Thomas was surrounded by ten peers who had already seen Christ resurrected, and had ran back to tell him what they had seen. Thomas must have felt like the outsider to some joke – you guys are fooling me right now, right? I don’t believe it. You’re either pulling my leg or delusional.
And maybe in the back of Thomas’ mind, a small voice was saying, “what about me? Why didn’t Jesus appear before me?”
The thing about Thomas was the he didn’t try to blend in with his friends, didn’t try to copycat their faith for his own (you know how we tend to act and talk like the people we hang out with? I have a similar theory for our faith, that we can begin to act and talk our way through a faith that looks exactly like the person’s beside us, which sort of goes against everything personal about a relationship with Jesus), he was just straight up.

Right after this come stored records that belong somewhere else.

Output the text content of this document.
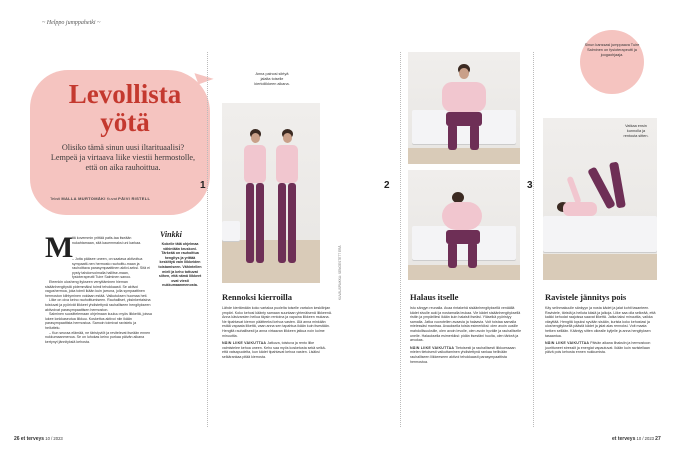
~ Helppo jumppahetki ~
Levollista yötä
Olisiko tämä sinun uusi iltarituaalisi? Lempeä ja virtaava liike viestii hermostolle, että on aika rauhoittua.
Teksti MALLA MURTOMÄKI Kuvat PÄIVI RISTELL
M
itä kovemmin yrittää patis-taa itseään nukahtamaan, sitä kauemmaksi uni karkaa.

– Jotta pääsee uneen, on saatava aktivoitua sympaatti-nen hermosto rauhoittu-maan ja rauhoittava parasympaattinen aktivi-seksi. Sitä ei pysty tahdonvoimalla hallitse-maan, fysioterapeutti Tuire Salminen sanoo.

Eteenkin ulosheng itykseen venyttäminen hieman sisäänhengitystä pidemmäksi toimii tehokkaasti. Se aktivoi vagushermoa, joka toimii ikään kuin jarruna, jolla sympaattinen hermoston kiihtyminen voidaan estää. Vaikutuksen huomaa heti.

Liike on oiva keino rauhoittumiseen. Rauhalliset, yksinkertaisina toistuvat ja pyörivät liikkeet yhdistettynä rauhalliseen hengitykseen aktivoivat parasympaattisen hermoston.

Salminen suosittelemaan ohjelmaan kuuluu myös liikkeitä, joissa lukee lonkkaseutua liikkuu. Koskettus aktivoi niin ikään parasympaattista hermostoa. Samoin toimivat ravistelu ja heiluttelu.

– Kun seuraa elämää, ne täristyviöt ja revitelevat itseään ennen nukkumaanmenoa. Se on luhokas keino purkaa päivän aikana kertynyt jännityksiä kehosta.

Vinkki
Kokeile tätä ohjelmaa vähintään kruskoni. Tärkeää on rauhoittua hengitys ja yrittää keskittyä vain liikkeiden toistamiseen. Vähintellen mieli ja keho tottuvat siihen, että nämä liikkeet ovat viesti nukkumaanmenosta.
1
Anna painosi siirtyä jalalta toiselle kiertoliikkeen aikana.
Rennoksi kierroilla

Lähde kiertämään koko vartaloa puolelta toiselle vartalon keskilinjan ympäri. Koko kehosi käänty samaan suuntaan yhtenäisenä liikkeenä. Anna käsivarsien heilua täysin rentoina ja vapaina liikkeen mukana. Ne tipahtavat kierron päätteeksi kehoa vasten. Älä anna minkään estää vapaata liikettä, vaan anna sen tapahtua ikään kuin itsestään. Hengitä rauhallisesti ja anna virtaavan liikkeen jatkua noin kolme minuuttia.

NÄIN LIIKE VAIKUTTAA Jatkuva, toistuva ja rento liike valmistelee kehoa uneen. Keho saa myös kosketusta sekä selkä- että vatsapuolelta, kun kädet tipahtavat kehoa vasten. Lisäksi selkärankaa pitää kierrosta.

KUVAUSPAIKKA: SENGESTETT ERÄ
2
Halaus itselle

Istu sängyn reunalla. Avaa rintakehä sisäänhengityksellä venäällä kädet sivulle auki ja nostamalla leukaa. Vie kädet sisäänhengityksellä ristiin ja ympärillesi ikään kuin halaisit itseäsi. Yläselkä pyöristyy samalla. Jatka vuorotellen avaavia ja halaavia. Voit toistaa samalla mielessäsi mantraa. Avauksella toista esimerkiksi: olen avoin uusille mahdollisuuksille, olen avoin levolle, olen avoin hyvälle ja rauhalliselle unelle. Halauksella esimerkiksi: pidän itsestäni huolta, olen tärkeä ja arvokas.

NÄIN LIIKE VAIKUTTAA Tietoisesti ja rauhallisesti liikkuessaan mielen tietoisesti vaikuttaminen yhdistettynä rankaa hellivään rauhalliseen liikkeeseen aktivoi tehokkaasti parasympaattista hermostoa.

Sinun kanssasi jumppaava Tuire Salminen on fysioterapeutti ja joogaohjaaja.
3
Vatkaa ensin kunnolla ja rentouta sitten.
Ravistele jännitys pois

Käy selinmakuulle sänkyyn ja nosta kädet ja jalat kohti tasanteen. Ravistele, täristä ja heiluta käsiä ja jalkoja. Liike saa olla selkeää, että kaikki kehodat raajoissa saavat liikettä. Jatka taksi minuuttia, vaikka väsyttää. Hengitä lopuksi syvään sisään, kurista koko kehostasi ja uloshengityksellä päästä kädet ja jalat alas rennoksi. Voit maata hetken sellään. Kääntyy sitten oikealle kyljelle ja anna hengityksen tasaantua.

NÄIN LIIKE VAIKUTTAA Päivän aikana lihaksiin ja hermostoon juurittuneet stressiit ja energiat vapautuvat. Ikään kuin ravistellaan päivä pois kehosta ennen nukkumista.

26 et terveys 10 / 2023	et terveys 10 / 2023 27
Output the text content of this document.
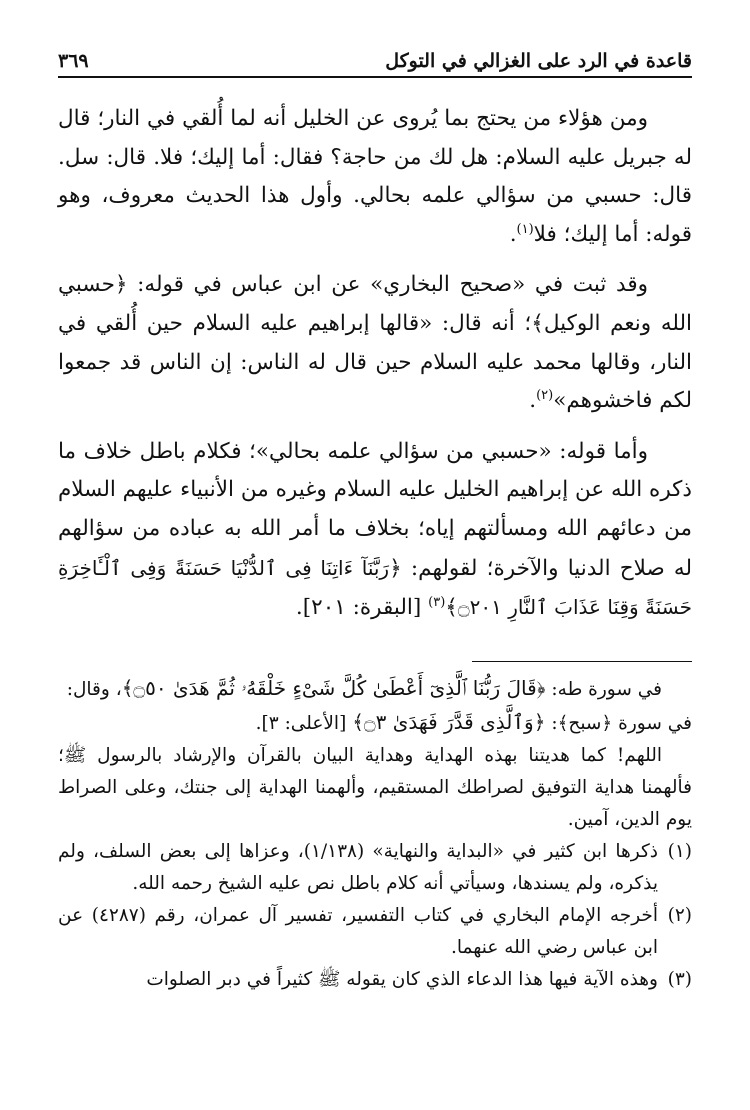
قاعدة في الرد على الغزالي في التوكل
٣٦٩

ومن هؤلاء من يحتج بما يُروى عن الخليل أنه لما أُلقي في النار؛ قال له جبريل عليه السلام: هل لك من حاجة؟ فقال: أما إليك؛ فلا. قال: سل. قال: حسبي من سؤالي علمه بحالي. وأول هذا الحديث معروف، وهو قوله: أما إليك؛ فلا$^{(١)}$.

وقد ثبت في «صحيح البخاري» عن ابن عباس في قوله: ﴿حسبي الله ونعم الوكيل﴾؛ أنه قال: «قالها إبراهيم عليه السلام حين أُلقي في النار، وقالها محمد عليه السلام حين قال له الناس: إن الناس قد جمعوا لكم فاخشوهم»$^{(٢)}$.

وأما قوله: «حسبي من سؤالي علمه بحالي»؛ فكلام باطل خلاف ما ذكره الله عن إبراهيم الخليل عليه السلام وغيره من الأنبياء عليهم السلام من دعائهم الله ومسألتهم إياه؛ بخلاف ما أمر الله به عباده من سؤالهم له صلاح الدنيا والآخرة؛ لقولهم: ﴿رَبَّنَآ ءَاتِنَا فِى ٱلدُّنْيَا حَسَنَةً وَفِى ٱلْـَٔاخِرَةِ حَسَنَةً وَقِنَا عَذَابَ ٱلنَّارِ ۝٢٠١﴾$^{(٣)}$ [البقرة: ٢٠١].

في سورة طه: ﴿قَالَ رَبُّنَا ٱلَّذِىٓ أَعْطَىٰ كُلَّ شَىْءٍ خَلْقَهُۥ ثُمَّ هَدَىٰ ۝٥٠﴾، وقال:

في سورة ﴿سبح﴾: ﴿وَٱلَّذِى قَدَّرَ فَهَدَىٰ ۝٣﴾ [الأعلى: ٣].

اللهم! كما هديتنا بهذه الهداية وهداية البيان بالقرآن والإرشاد بالرسول ﷺ؛ فألهمنا هداية التوفيق لصراطك المستقيم، وألهمنا الهداية إلى جنتك، وعلى الصراط يوم الدين، آمين.

(١)
ذكرها ابن كثير في «البداية والنهاية» (١/١٣٨)، وعزاها إلى بعض السلف، ولم يذكره، ولم يسندها، وسيأتي أنه كلام باطل نص عليه الشيخ رحمه الله.
(٢)
أخرجه الإمام البخاري في كتاب التفسير، تفسير آل عمران، رقم (٤٢٨٧) عن ابن عباس رضي الله عنهما.
(٣)
وهذه الآية فيها هذا الدعاء الذي كان يقوله ﷺ كثيراً في دبر الصلوات
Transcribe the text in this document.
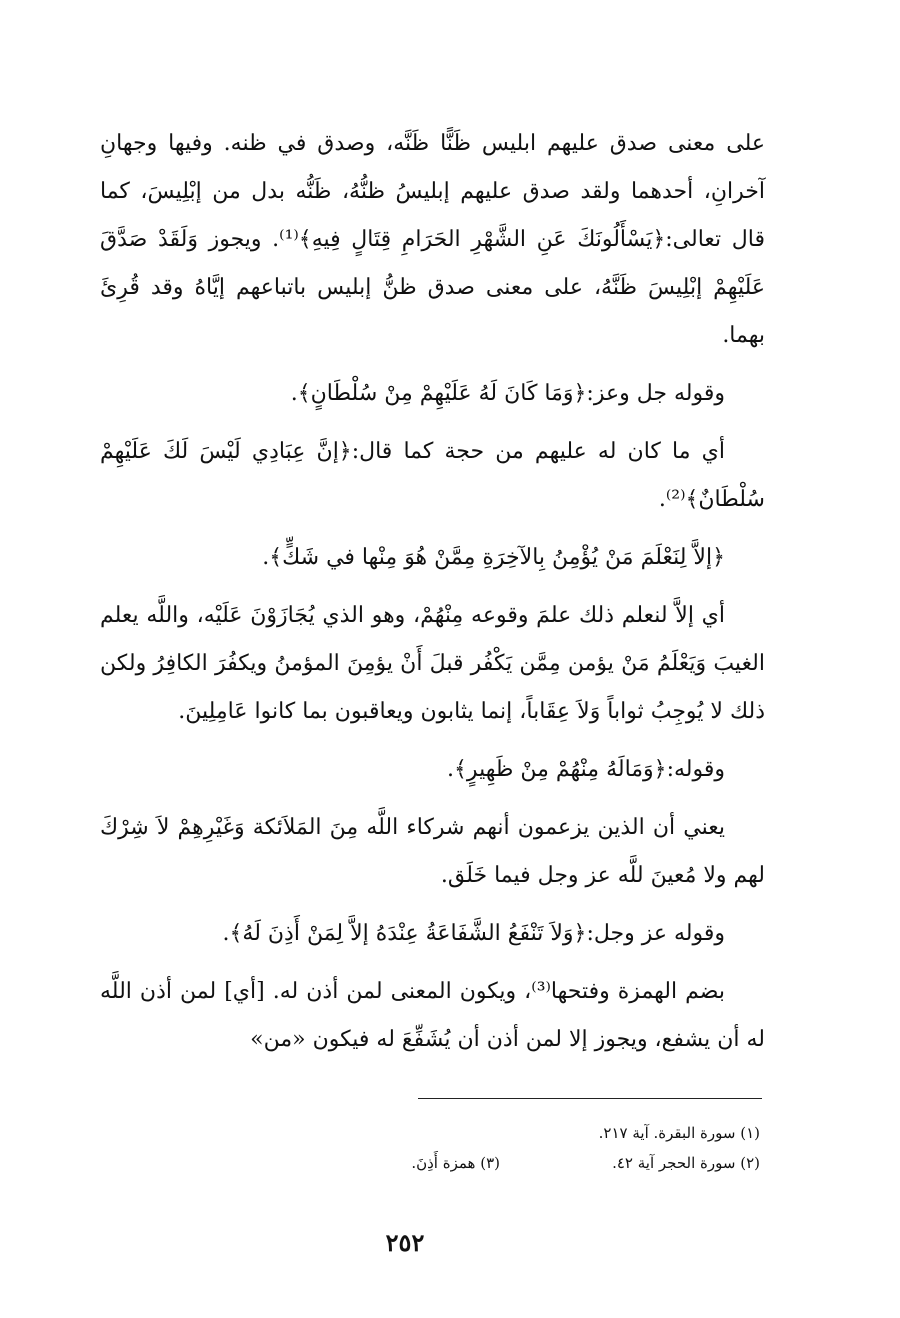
على معنى صدق عليهم ابليس ظَنًّا ظَنَّه، وصدق في ظنه. وفيها وجهانِ آخرانِ، أحدهما ولقد صدق عليهم إبليسُ ظنُّهُ، ظَنُّه بدل من إبْلِيسَ، كما قال تعالى:﴿يَسْأَلُونَكَ عَنِ الشَّهْرِ الحَرَامِ قِتَالٍ فِيهِ﴾⁽¹⁾. ويجوز وَلَقَدْ صَدَّقَ عَلَيْهِمْ إبْلِيسَ ظَنَّهُ، على معنى صدق ظنُّ إبليس باتباعهم إيَّاهُ وقد قُرِئَ بهما.

وقوله جل وعز:﴿وَمَا كَانَ لَهُ عَلَيْهِمْ مِنْ سُلْطَانٍ﴾.

أي ما كان له عليهم من حجة كما قال:﴿إنَّ عِبَادِي لَيْسَ لَكَ عَلَيْهِمْ سُلْطَانٌ﴾⁽²⁾.

﴿إلاَّ لِنَعْلَمَ مَنْ يُؤْمِنُ بِالآخِرَةِ مِمَّنْ هُوَ مِنْها في شَكٍّ﴾.

أي إلاَّ لنعلم ذلك علمَ وقوعه مِنْهُمْ، وهو الذي يُجَازَوْنَ عَلَيْه، واللَّه يعلم الغيبَ وَيَعْلَمُ مَنْ يؤمن مِمَّن يَكْفُر قبلَ أَنْ يؤمِنَ المؤمنُ ويكفُرَ الكافِرُ ولكن ذلك لا يُوجِبُ ثواباً وَلاَ عِقَاباً، إنما يثابون ويعاقبون بما كانوا عَامِلِينَ.

وقوله:﴿وَمَالَهُ مِنْهُمْ مِنْ ظَهِيرٍ﴾.

يعني أن الذين يزعمون أنهم شركاء اللَّه مِنَ المَلاَئكة وَغَيْرِهِمْ لاَ شِرْكَ لهم ولا مُعينَ للَّه عز وجل فيما خَلَق.

وقوله عز وجل:﴿وَلاَ تَنْفَعُ الشَّفَاعَةُ عِنْدَهُ إلاَّ لِمَنْ أَذِنَ لَهُ﴾.

بضم الهمزة وفتحها⁽³⁾، ويكون المعنى لمن أذن له. [أي] لمن أذن اللَّه له أن يشفع، ويجوز إلا لمن أذن أن يُشَفِّعَ له فيكون «من»

(١) سورة البقرة. آية ٢١٧.
(٢) سورة الحجر آية ٤٢.
(٣) همزة أَذِنَ.
٢٥٢
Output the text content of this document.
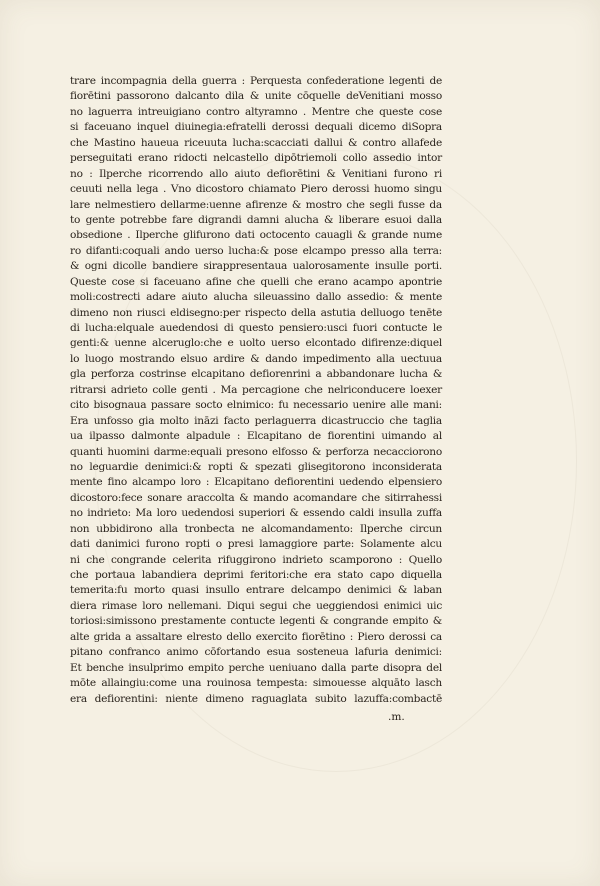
trare incompagnia della guerra : Perquesta confederatione legenti de
fiorētini passorono dalcanto dila & unite cōquelle deVenitiani mosso
no laguerra intreuigiano contro altyramno . Mentre che queste cose
si faceuano inquel diuinegia:efratelli derossi dequali dicemo diSopra
che Mastino haueua riceuuta lucha:scacciati dallui & contro allafede
perseguitati erano ridocti nelcastello dipōtriemoli collo assedio intor
no : Ilperche ricorrendo allo aiuto defiorētini & Venitiani furono ri
ceuuti nella lega . Vno dicostoro chiamato Piero derossi huomo singu
lare nelmestiero dellarme:uenne afirenze & mostro che segli fusse da
to gente potrebbe fare digrandi damni alucha & liberare esuoi dalla
obsedione . Ilperche glifurono dati octocento cauagli & grande nume
ro difanti:coquali ando uerso lucha:& pose elcampo presso alla terra:
& ogni dicolle bandiere sirappresentaua ualorosamente insulle porti.
Queste cose si faceuano afine che quelli che erano acampo apontrie
moli:costrecti adare aiuto alucha sileuassino dallo assedio: & mente
dimeno non riusci eldisegno:per rispecto della astutia delluogo tenēte
di lucha:elquale auedendosi di questo pensiero:usci fuori contucte le
genti:& uenne alceruglo:che e uolto uerso elcontado difirenze:diquel
lo luogo mostrando elsuo ardire & dando impedimento alla uectuua
gla perforza costrinse elcapitano defiorenrini a abbandonare lucha &
ritrarsi adrieto colle genti . Ma percagione che nelriconducere loexer
cito bisognaua passare socto elnimico: fu necessario uenire alle mani:
Era unfosso gia molto ināzi facto perlaguerra dicastruccio che taglia
ua ilpasso dalmonte alpadule : Elcapitano de fiorentini uimando al
quanti huomini darme:equali presono elfosso & perforza necacciorono
no leguardie denimici:& ropti & spezati glisegitorono inconsiderata
mente fino alcampo loro : Elcapitano defiorentini uedendo elpensiero
dicostoro:fece sonare araccolta & mando acomandare che sitirrahessi
no indrieto: Ma loro uedendosi superiori & essendo caldi insulla zuffa
non ubbidirono alla tronbecta ne alcomandamento: Ilperche circun
dati danimici furono ropti o presi lamaggiore parte: Solamente alcu
ni che congrande celerita rifuggirono indrieto scamporono : Quello
che portaua labandiera deprimi feritori:che era stato capo diquella
temerita:fu morto quasi insullo entrare delcampo denimici & laban
diera rimase loro nellemani. Diqui segui che ueggiendosi enimici uic
toriosi:simissono prestamente contucte legenti & congrande empito &
alte grida a assaltare elresto dello exercito fiorētino : Piero derossi ca
pitano confranco animo cōfortando esua sosteneua lafuria denimici:
Et benche insulprimo empito perche ueniuano dalla parte disopra del
mōte allaingiu:come una rouinosa tempesta: simouesse alquāto lasch
era defiorentini: niente dimeno raguaglata subito lazuffa:combactē
.m.
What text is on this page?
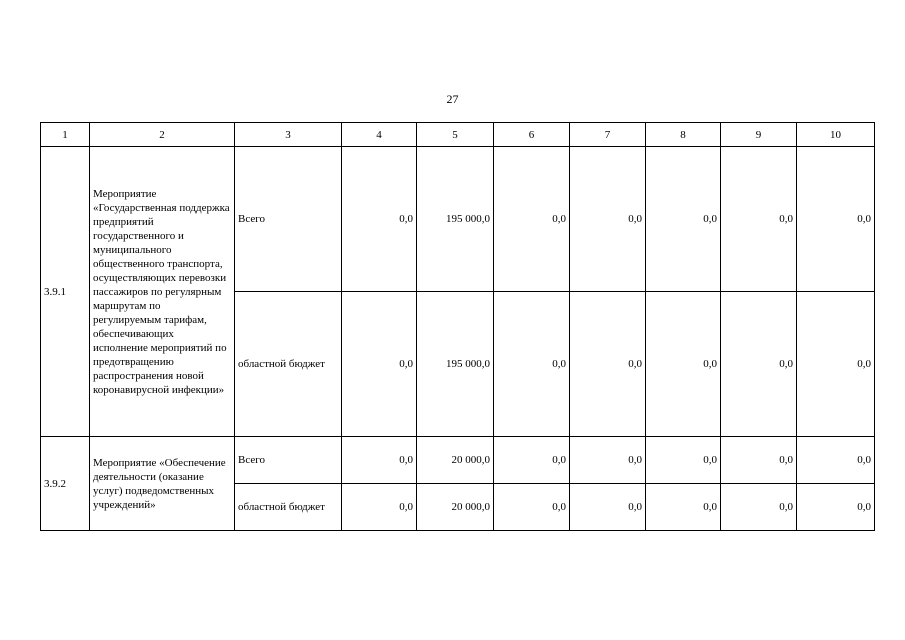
27
1	2	3	4	5	6	7	8	9	10
3.9.1	Мероприятие «Государственная поддержка предприятий государственного и муниципального общественного транспорта, осуществляющих перевозки пассажиров по регулярным маршрутам по регулируемым тарифам, обеспечивающих исполнение мероприятий по предотвращению распространения новой коронавирусной инфекции»	Всего	0,0	195 000,0	0,0	0,0	0,0	0,0	0,0
		областной бюджет	0,0	195 000,0	0,0	0,0	0,0	0,0	0,0
3.9.2	Мероприятие «Обеспечение деятельности (оказание услуг) подведомственных учреждений»	Всего	0,0	20 000,0	0,0	0,0	0,0	0,0	0,0
		областной бюджет	0,0	20 000,0	0,0	0,0	0,0	0,0	0,0
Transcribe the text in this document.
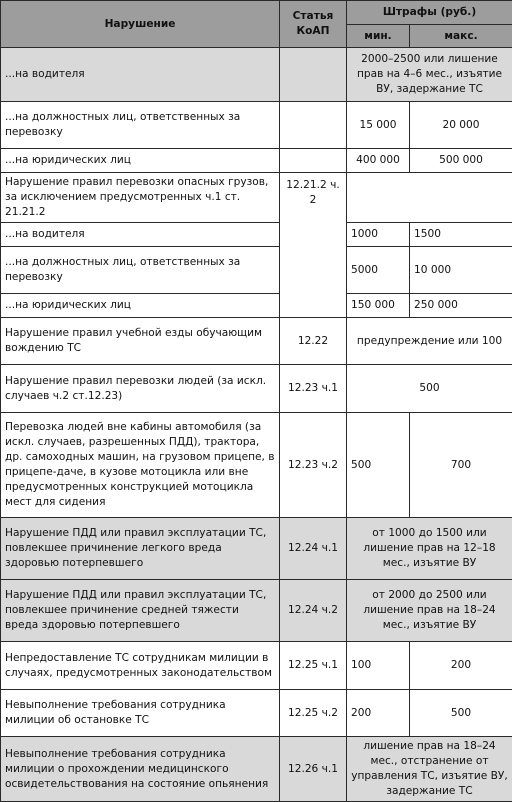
Нарушение	Статья КоАП	Штрафы (руб.)	
		мин.	макс.
...на водителя		2000–2500 или лишение прав на 4–6 мес., изъятие ВУ, задержание ТС	
...на должностных лиц, ответственных за перевозку		15 000	20 000
...на юридических лиц		400 000	500 000
Нарушение правил перевозки опасных грузов, за исключением предусмотренных ч.1 ст. 21.21.2	12.21.2 ч. 2		
...на водителя		1000	1500
...на должностных лиц, ответственных за перевозку		5000	10 000
...на юридических лиц		150 000	250 000
Нарушение правил учебной езды обучающим вождению ТС	12.22	предупреждение или 100	
Нарушение правил перевозки людей (за искл. случаев ч.2 ст.12.23)	12.23 ч.1	500	
Перевозка людей вне кабины автомобиля (за искл. случаев, разрешенных ПДД), трактора, др. самоходных машин, на грузовом прицепе, в прицепе-даче, в кузове мотоцикла или вне предусмотренных конструкцией мотоцикла мест для сидения	12.23 ч.2	500	700
Нарушение ПДД или правил эксплуатации ТС, повлекшее причинение легкого вреда здоровью потерпевшего	12.24 ч.1	от 1000 до 1500 или лишение прав на 12–18 мес., изъятие ВУ	
Нарушение ПДД или правил эксплуатации ТС, повлекшее причинение средней тяжести вреда здоровью потерпевшего	12.24 ч.2	от 2000 до 2500 или лишение прав на 18–24 мес., изъятие ВУ	
Непредоставление ТС сотрудникам милиции в случаях, предусмотренных законодательством	12.25 ч.1	100	200
Невыполнение требования сотрудника милиции об остановке ТС	12.25 ч.2	200	500
Невыполнение требования сотрудника милиции о прохождении медицинского освидетельствования на состояние опьянения	12.26 ч.1	лишение прав на 18–24 мес., отстранение от управления ТС, изъятие ВУ, задержание ТС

In fact, even when he was face to face with Jesus, he was still honest.
I want to believe you. Show me your hands, Jesus, or I don’t think I can.
Jesus stretches his hands out to Thomas, and lets him see and touch the nail marks in his hands. I think Thomas must have been hoping that the words of his friends were true, so his relief may have been quite overwhelming.
Jesus knew what Thomas needed in that moment was for him to reveal his hand. Not a parable, or a sermon, just the open palm and the wound.
Thomas is a lucky guy. I wish it had been me, sometimes, who got to see Christ’s hands for real, in the flesh, with the circle-shaped wound and the peaceful expression. I wish it could be that easy sometimes, that my questions could be answered with a complete certainty.
Sometimes I have more questions than answers. Sometimes I have a feeling of the presence of God so thick, sometimes I have nothing more than a shrug and a “well, I know he’s told me to love my neighbor, and that’s about all I can manage today so we’ll just accomplish that.”
I’m not afraid of my questions, because I don’t think God is afraid of them. I don’t think Jesus was offended that Thomas asked to see his hands. I don’t see a God who reprimanded his disciple for not having a firm faith, I see a God who stretched out his hand.
Maybe the stretching of the hand looks different for everyone. Maybe for some it looks like an overwhelming sense of peace, for some it looks like a word. Maybe for others it looks like silence, silence as a call to wait, silence as a call for us to be still, a frustrating silence that begs us to continue our pursuit of God. Maybe that is part of his call for us, that we would refine and reconstruct our faith in every season, that we wouldn’t grow sleepy or half-hearted and his silence is the response to our prayer for a deeper relationship because he knows, he knows, that the ones whom he entrusts this particular response to are the ones strong enough to bear it.
I don’t know if all the questions I have will be answered as I get older. It’d be nice if they did, but sometimes I find myself thinking that I don’t really care anymore. Let those questions be there; God is a lot bigger than my questions.
Sarah Bessey wrote in her book Out of Sorts, “I pray you would find God in all the days of your life, in all the callings, in all the places. I pray for the holy to invade you daily. I pray that your eyes and your heart would be open to see where God is hiding in plain sight. Instead of waiting for your real life to start, I call you to wake up! Wake up! Your life is happening, this is where God has placed you. May you become a parable of hope and renewal right where you are..You are so very loved. I pray you would remember it, know it, live it, breathe it, rest in it: beloved.”
That’s what I know for sure. Despite everything else, no matter what I say, whether I feel it or not, I know it. Beloved. On the days I can feel it, I’ll grin and remember it for the days when it’s just a thought. And I know it for you, too, whoever’s reading this: you are his beloved. No less than that. It is what makes you who you are.